The first model produced by Alta was powered by a 1074cc 4-cylinder engine developing around 49bhp un-supercharged or 76bhp with supercharging. Just 13 of these “1,100 cc” cars were made between 1931 and 1935 in both two-seater and four-seater form, but in order to give the impression of greater production numbers the chassis no. did not necessarily equate to the number of examples built. The cars were well received and were best covered in The Autocar, April 24th1931, in an article entitled “An Entirely New Sports Car.” The article covers in detail the construction methods employed and notes the use of modern materials such as Nitralloy. Taylor’s underslung design was no parts bin raid and almost everything on Alta cars was produced in house. Although introduced in 1931, Geoffrey Taylor, had indeed produced a very vintage sports car.

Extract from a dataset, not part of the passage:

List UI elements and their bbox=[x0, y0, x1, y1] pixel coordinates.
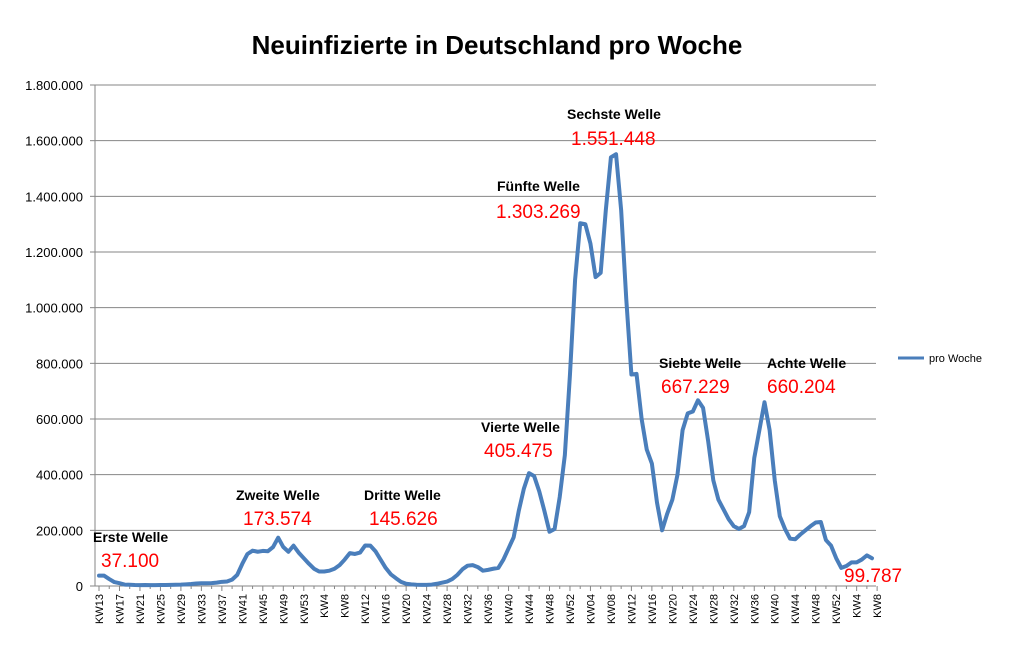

According to the information in the history file supplied by the vendor, this Alta, chassis no. 16, was, in fact, only the sixth built and was originally supplied by the works to a Mr. R. A. Gardiner. Chassis No. 16 was the first of a small series of open four-seaters, painted black with red upholstery. It was later converted by the works to its present two-seater pointed tail format, re-registered and re-painted with the original colour scheme reversed.
By 1934, it is thought that ownership had passed to Douglas L. Briault and both he and J.H. Bartlett competed in the Alta at Brooklands on a number of occaisions between 1934 and 1937. By the Outbreak of The Second World War the car was owned by John Jesty who wrote a charming article about his adventures in the Alta for the 69thedition of “Talking of Sports Cars” a regular feature in The Autocarmagazine during the war years. (copy on file The Autocar3rdOctober 1941) Said article includes Jesty’s hilarious account of an expedition from Cambridge to London during which the left leg of his trousers got caught in the exposed prop-shaft linkage. The garment was shredded, only to be regurgitated later, covered in oil, onto the dress of a young lady he was taking out for the first time.
The Alta was acquired in 1961 in a partially dismantled state by Robin Morgan-Giles, of the famous yachting family. The cylinder block and head were missing, having been sent away for repair by a previous owner and never returned. When the current owner acquired the car from Morgan-Giles, through Dan Margulies, 40 years later they were still missing, but Dan’s racing mechanic, the Hon. Edward Wodehouse, substituted one half of a new Alfa Romeo 8C block/head casting which fitted perfectly. This increased the capacity to 1500cc, which meant fitting new pistons and rods, but all the other Alta internals, including the camshafts, camshaft drive, valve-gear and crankshaft, were incorporated in the rebuild, as was the secondary supercharger from Dan’s Grand Prix Maserati.
In current ownership, the car has been displayed at Silverstone in a celebration of the marque’s 50thAnniversary. It was also raced at the same circuit several times in VSCC events, but was not used for several years after that. The engine has recently been thoroughly re-commissioned by Edward Way and the bodywork refreshed by Ben Brown and details of the works carried out over the years as well as a substantial photographic record can be viewed in the extensive history files offered for sale with the car.
In his sales brochure Geoffrey Taylor wrote of his sports car “…In making the Alta it has not been our aim to make a mere means of locomotion, but to make something that will give its possessor an infinitude of pleasure.” Well he clearly succeeded in his task and would surely approve of the intelligent period modifications this Alta sports has benefitted from. A superb post vintage thoroughbred in the truest sense, this Alta is available for immediate inspection at our showrooms together with the extensive history files that accompany it.